Cumhurbaşkanı Erdoğan, şunları söyledi:

"Özgürlük dediğimiz şey, sınırsız hürriyetin olduğu bir şey değildir. Özgürlüklerin de bir sınırı vardır. Benim özgürlük alanıma kadar bir özgürlük... Ben de kalkıp sınırsız bir  özgürlüğe sahip olduğumu söyleyemem. Ben de bir başkasının özgürlük alanının sınırına kadar bunu kullanabilirim, daha ileri gitmem mümkün değil. Batı'daki bazı kuruluşlar sürekli bize gelirler hapisteki gazeteciler teranesi, tutturmuş gidiyorlar. Biz yurt dışına çıktığımızda aynı şeyi söylüyorlar; 'Sizin  cezaevlerinde çok tutuklu gazeteci var.' Bugün ülkemizde, Bakanlığımızın rakamlarını veriyorum,  mesleğini gazeteci olarak ifade ederek cezaevinde bulunan 177 kişiden sadece 2'si sarı basın kartı sahibidir. Bu 177 kişiden biri cinayet suçundan, diğerleri de terör örgütleriyle olan ilişkileri sebebiyle cezaevinde bulunuyor. Bunu öyle bir dezenformasyonla Batı dünyasına bildiriyorlar ki Batı dünyası da alıyor onunla bizim önümüze geliyor."

'Siyasette söyleyecek sözü olanın bunu ifade edeceği yer Meclis kürsüsüdür'

Erdoğan, "Varsa bir haksızlık müracaat edeceğin yer bellidir. Siyasette söyleyecek sözü olanın bunu ifade edeceği yer de yol kenarları değil, Meclis kürsüsüdür. Gelirsin bunları Meclis'te ifade edersin. Mahkeme kararına itirazın da usulleri bellidir. Bunun dışında bir hareket tarzının ne ülkeye ne millete ne de adaletin tecellisine bir katkısı olmayacaktır." ifadesini kullandı.
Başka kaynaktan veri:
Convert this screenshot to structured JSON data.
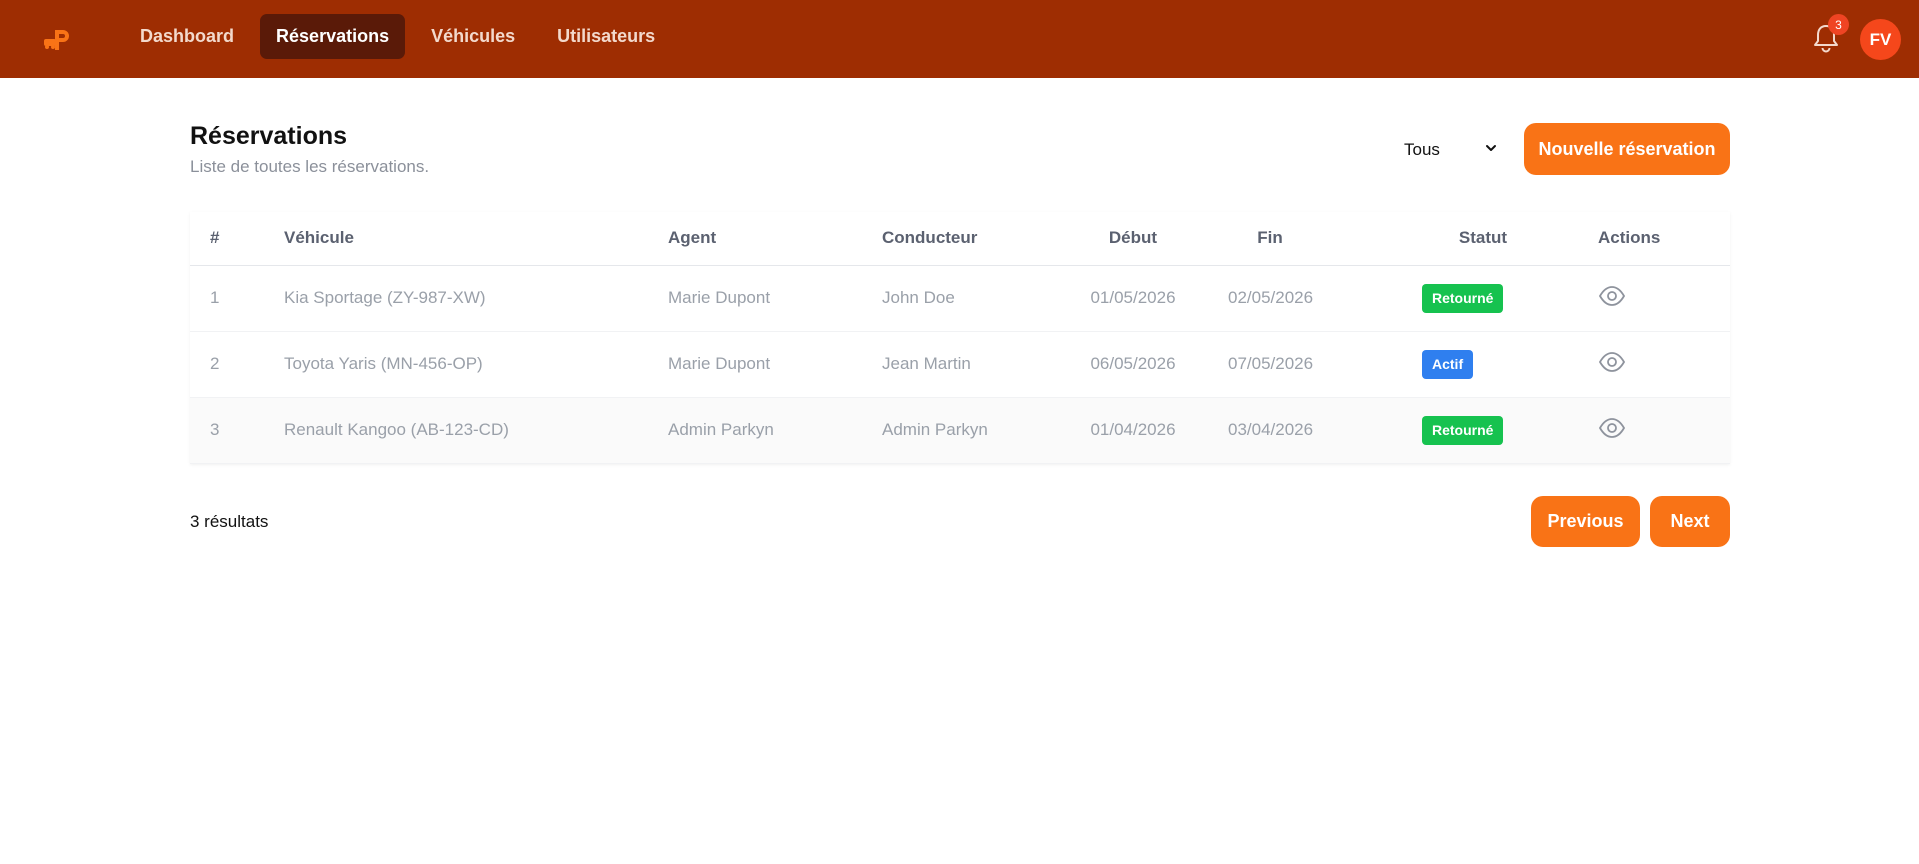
{
  "nav": {
    "brand_icon": "parking-car-logo-icon",
    "items": [
      {
        "label": "Dashboard",
        "active": false
      },
      {
        "label": "Réservations",
        "active": true
      },
      {
        "label": "Véhicules",
        "active": false
      },
      {
        "label": "Utilisateurs",
        "active": false
      }
    ],
    "notifications_count": "3",
    "avatar_initials": "FV"
  },
  "header": {
    "title": "Réservations",
    "subtitle": "Liste de toutes les réservations.",
    "filter_value": "Tous",
    "new_button": "Nouvelle réservation"
  },
  "table": {
    "columns": [
      "#",
      "Véhicule",
      "Agent",
      "Conducteur",
      "Début",
      "Fin",
      "Statut",
      "Actions"
    ],
    "rows": [
      {
        "id": "1",
        "vehicle": "Kia Sportage (ZY-987-XW)",
        "agent": "Marie Dupont",
        "driver": "John Doe",
        "start": "01/05/2026",
        "end": "02/05/2026",
        "status": "Retourné",
        "status_color": "#16c24f"
      },
      {
        "id": "2",
        "vehicle": "Toyota Yaris (MN-456-OP)",
        "agent": "Marie Dupont",
        "driver": "Jean Martin",
        "start": "06/05/2026",
        "end": "07/05/2026",
        "status": "Actif",
        "status_color": "#2f7fef"
      },
      {
        "id": "3",
        "vehicle": "Renault Kangoo (AB-123-CD)",
        "agent": "Admin Parkyn",
        "driver": "Admin Parkyn",
        "start": "01/04/2026",
        "end": "03/04/2026",
        "status": "Retourné",
        "status_color": "#16c24f"
      }
    ]
  },
  "footer": {
    "result_count": "3 résultats",
    "previous_label": "Previous",
    "next_label": "Next"
  },
  "colors": {
    "topbar": "#9e2d02",
    "accent": "#f97316",
    "nav_active": "#5a1a08",
    "avatar": "#f5471b"
  }
}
"Ülkemizi güçlü kılmak istiyorsak, biz bu ülkeyi birlik beraberlik içinde muasır medeniyetler seviyesinin üstüne çıkarmak istiyorsak, o zaman ülkeyi karıştırmanın hiçbir anlamı yoktur." diyen Erdoğan, şunları söyledi:

"Sizin gibi 15 Temmuz'da da bunu yapanlar oldu. Sizin 15 Temmuz'dakilerden ne farkınız var? Onların elinde F-16'ları vardı, helikopterlerle saldırıyorlardı, tanklarla toplarla saldırıyorlardı. Sizler de şu anda yollarda yürüyüşleri yapıyorsunuz, akşam da karavanlarda istirahat ediyorsunuz. Olay bu ama sizler eğer kalkıp da 'TEM'i veya E-5'i buraları da biz işgal edeceğiz.' filan diyecek olursanız o zaman durum aynen 15 Temmuz'a dönüşür ki ona da tabii müsaade etmek gibi lüksümüz asla yok. Zaten yapılan iş şu anda hukuki değildir. Onu da söyleyeyim. Bunu yasal yollardan böyle bir adımı atmak suretiyle gidişiniz şu andaki hükümetimizin bir inceliğidir, daha da ileri gidiyorum bir lütfudur."